Iona Mclaren

Cooking the books | 15 September 2016

But Archive on 4 overcooked things – period dramas like Downton Abbey and Upstairs, Downstairs are not 'propaganda'

issue 17 September 2016

Cooking really shouldn’t make good radio. On television, it’s already frustrating that you can’t taste what you’re seeing, but on radio you can’t even see it. ‘I’m just cracking an egg,’ they tell you. ‘And now I’ll crack another egg.’ The sounds — violent thuds, hissing gas, moist chewing — are more ominous than appetising and the commentary (‘I’m just mixing those eggs together now’) can’t help but be comically sedate (‘OK — they’re mixed’).

So it’s a miracle that The Food Programme (Radio 4), after three decades of this sort of experiment, is as good as it often is, and Cooking for Poldark, this week’s ingenious episode, was really very good indeed.
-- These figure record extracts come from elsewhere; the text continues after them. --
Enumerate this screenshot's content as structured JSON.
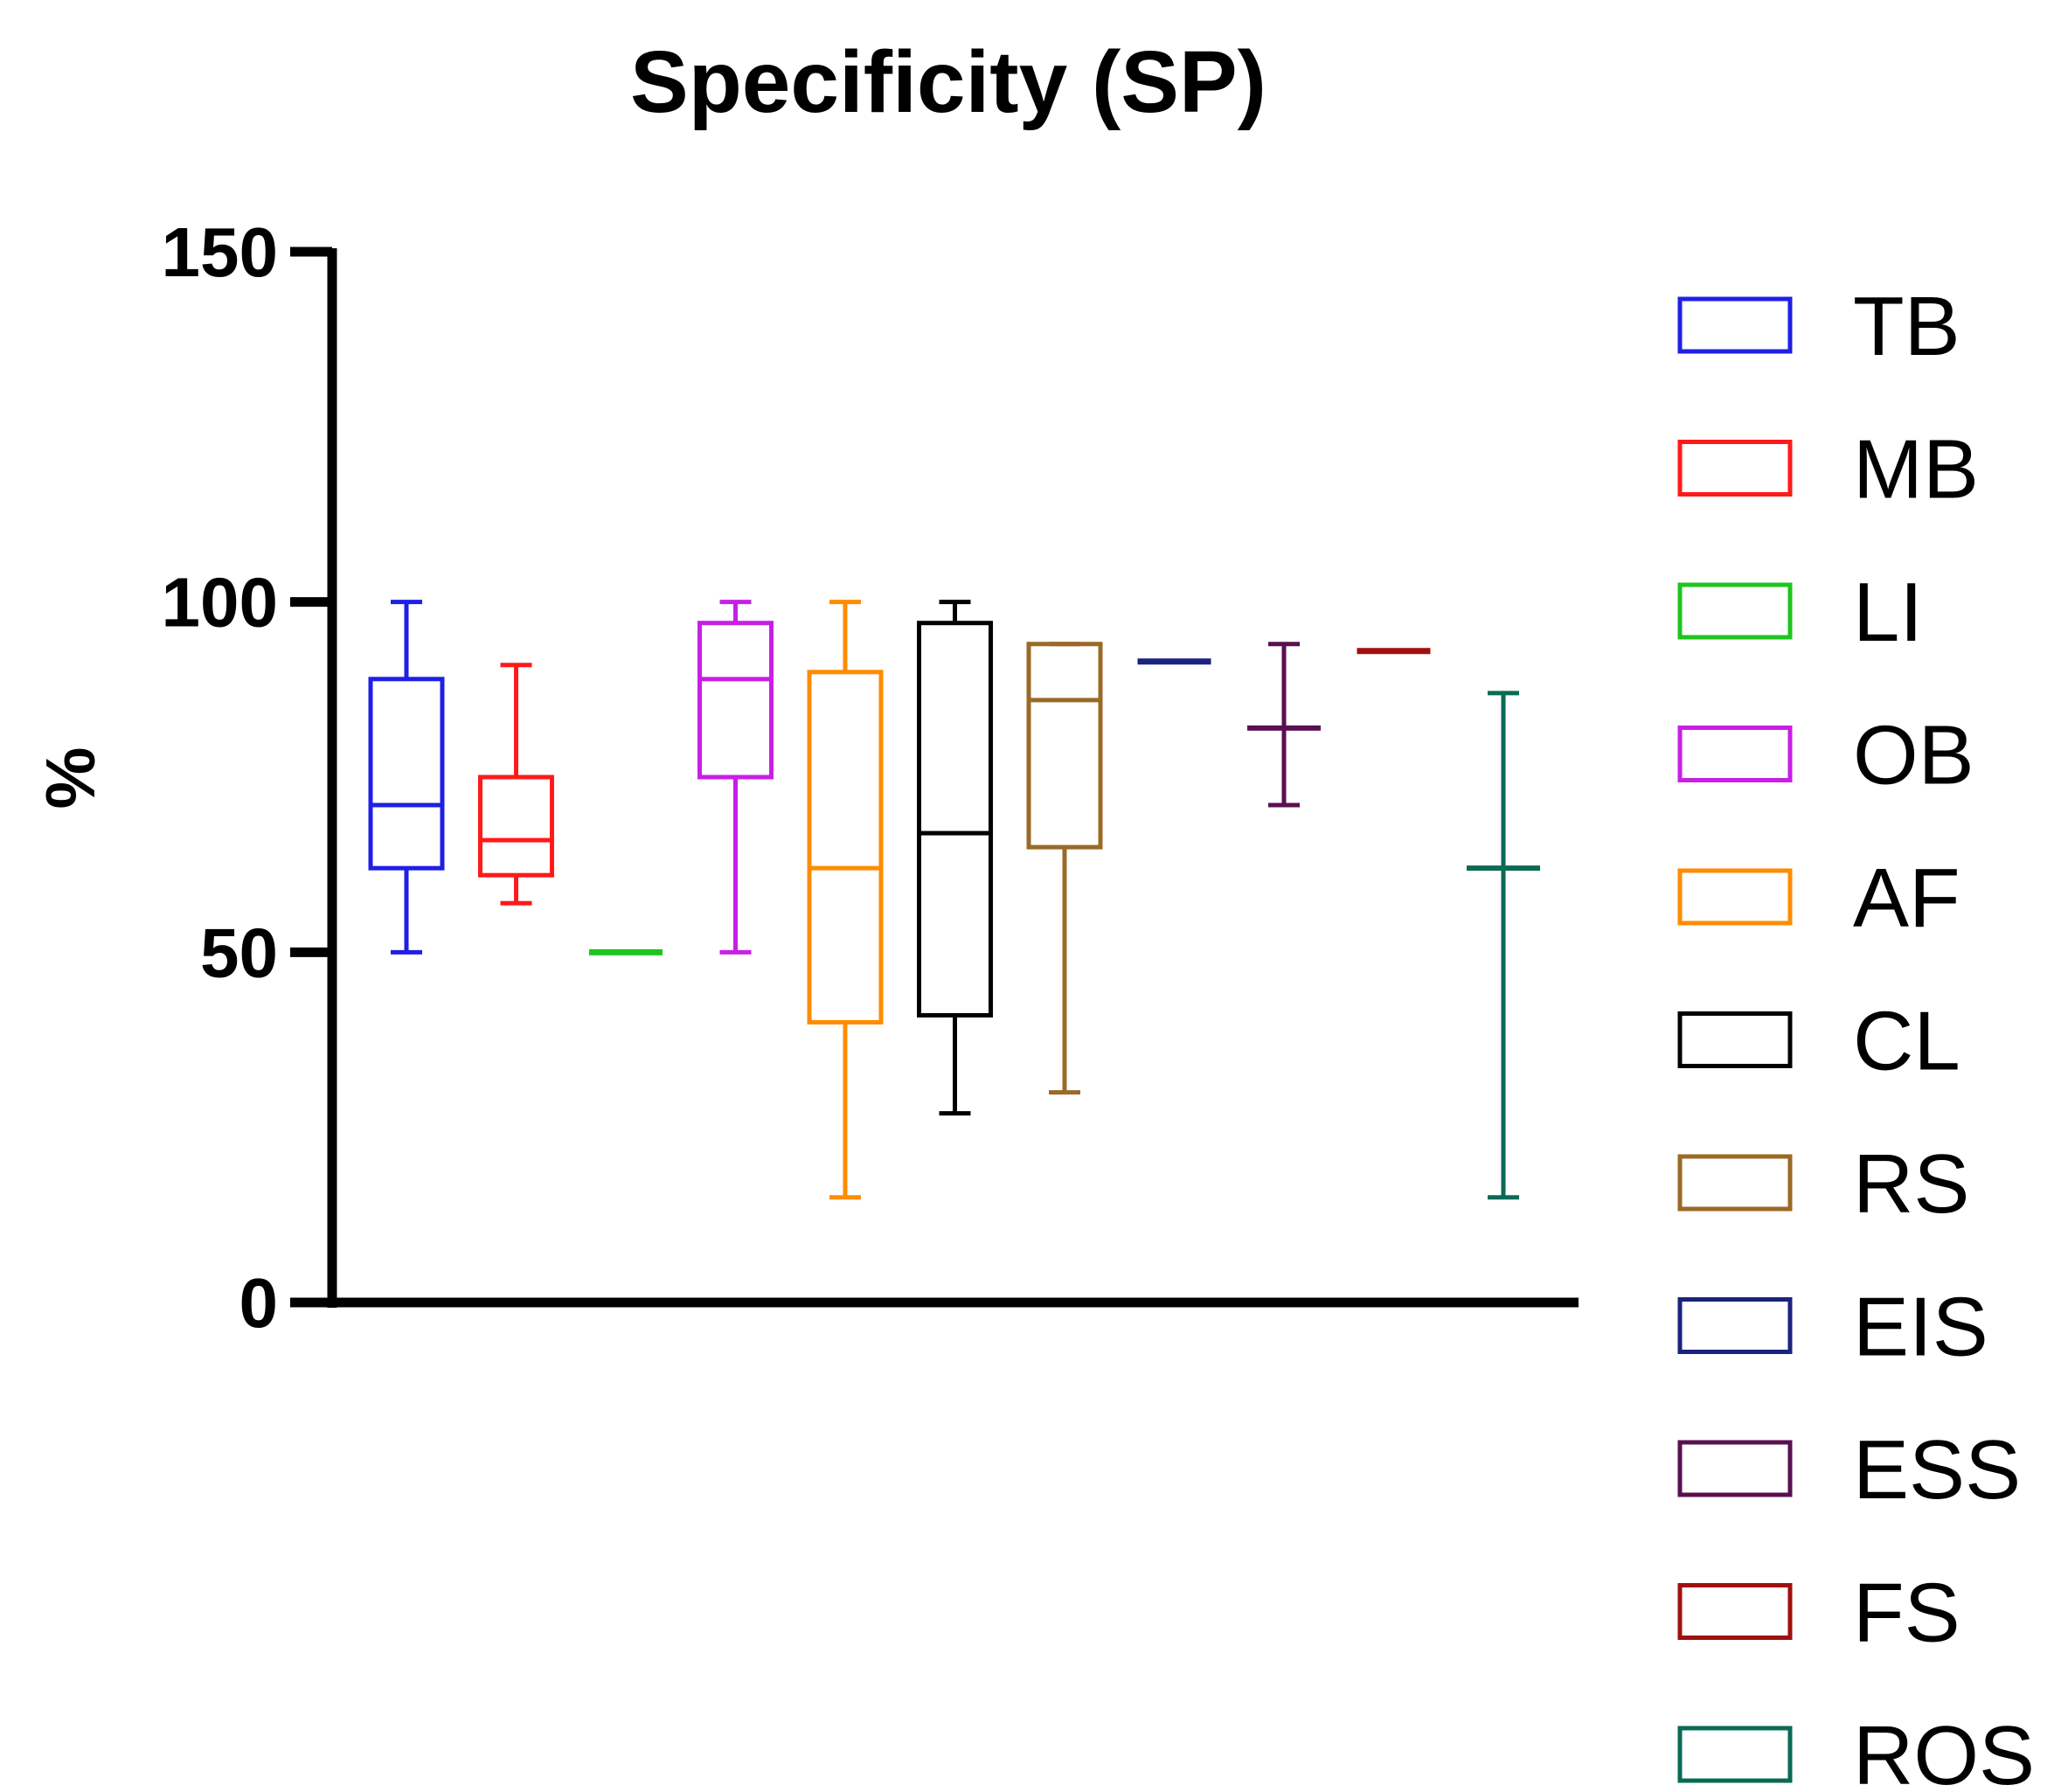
{
  "chart_data": {
    "type": "box",
    "title": "Specificity (SP)",
    "xlabel": "",
    "ylabel": "%",
    "ylim": [
      0,
      150
    ],
    "yticks": [
      0,
      50,
      100,
      150
    ],
    "legend_position": "right",
    "series": [
      {
        "name": "TB",
        "color": "#1f1fe6",
        "min": 50,
        "q1": 62,
        "median": 71,
        "q3": 89,
        "max": 100
      },
      {
        "name": "MB",
        "color": "#ff1a1a",
        "min": 57,
        "q1": 61,
        "median": 66,
        "q3": 75,
        "max": 91
      },
      {
        "name": "LI",
        "color": "#1fc41f",
        "min": 50,
        "q1": 50,
        "median": 50,
        "q3": 50,
        "max": 50
      },
      {
        "name": "OB",
        "color": "#c81fe6",
        "min": 50,
        "q1": 75,
        "median": 89,
        "q3": 97,
        "max": 100
      },
      {
        "name": "AF",
        "color": "#ff8c00",
        "min": 15,
        "q1": 40,
        "median": 62,
        "q3": 90,
        "max": 100
      },
      {
        "name": "CL",
        "color": "#000000",
        "min": 27,
        "q1": 41,
        "median": 67,
        "q3": 97,
        "max": 100
      },
      {
        "name": "RS",
        "color": "#9a6a26",
        "min": 30,
        "q1": 65,
        "median": 86,
        "q3": 94,
        "max": 94
      },
      {
        "name": "EIS",
        "color": "#1a237e",
        "min": 91.5,
        "q1": 91.5,
        "median": 91.5,
        "q3": 91.5,
        "max": 91.5
      },
      {
        "name": "ESS",
        "color": "#5a1050",
        "min": 71,
        "q1": 82,
        "median": 82,
        "q3": 82,
        "max": 94
      },
      {
        "name": "FS",
        "color": "#a01010",
        "min": 93,
        "q1": 93,
        "median": 93,
        "q3": 93,
        "max": 93
      },
      {
        "name": "ROS",
        "color": "#0a6a55",
        "min": 15,
        "q1": 62,
        "median": 62,
        "q3": 62,
        "max": 87
      }
    ]
  }
}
Its likeable star was Genevieve Taylor, a ‘food stylist’ who constructs banquets for the BBC1 adaptation, now on its second series, of Winston Graham’s Poldark novels. If you haven’t seen it or read them, Ross Poldark’s world is 18th-century Cornwall, and the dialogue sounds like this: ‘Damn me nostrils! What’s that I scent? Swan? Partridge?’
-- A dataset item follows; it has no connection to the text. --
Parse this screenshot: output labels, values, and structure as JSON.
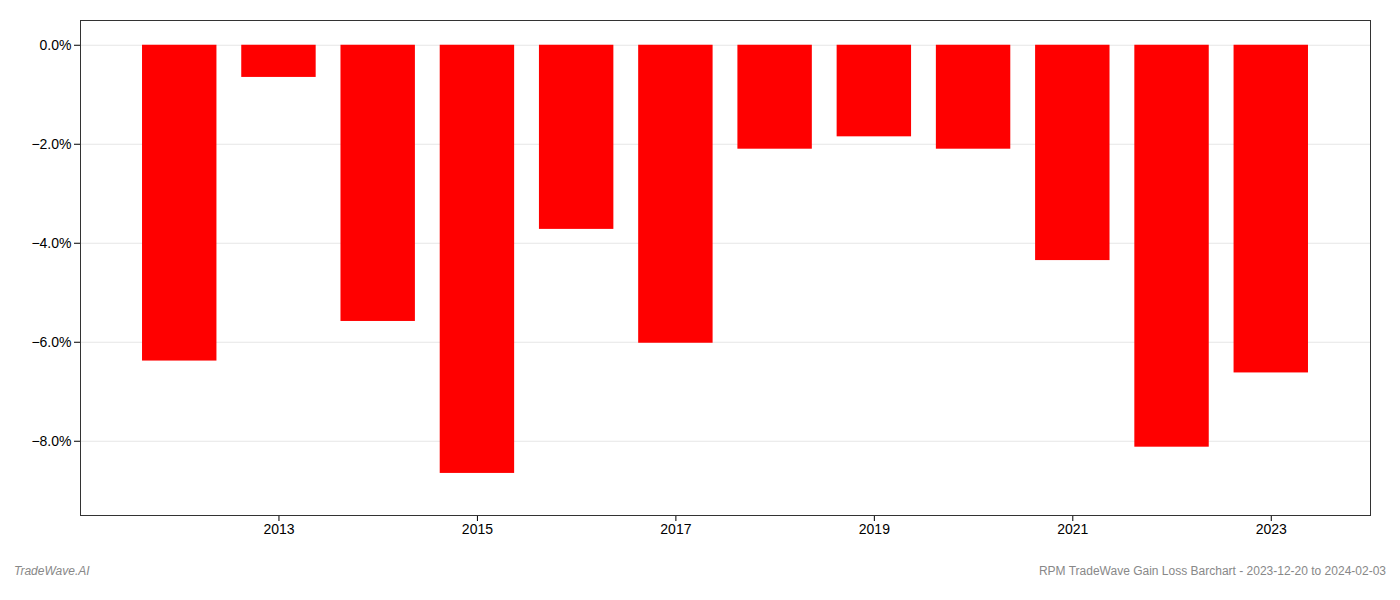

Aidan Turner’s topless scything wasn’t on the agenda. The only torso under scrutiny belonged to a metre-long suckling pig that arrived on set, slightly disintegrating, in the back seat of the butcher’s car, wearing a seat belt. ‘I love it!’ said Taylor. ‘It’s got crispy little ears.’

Taylor’s brief was to cater banquets ‘as sumptuous and luxurious as possible’ with ‘touches of gold’ so that they glittered in candlelight. She had never cooked for a period set before, but she was very game. ‘I think this is called a sucket fork,’ she said, in her kitchen at home, as she poached sweetmeats in a loudly bubbling pot.

On-air cooking needs some comedy element, and Taylor’s had the spice of arcane vocabulary and the sheer silliness of the 18th-century cuisine she was trying to recreate.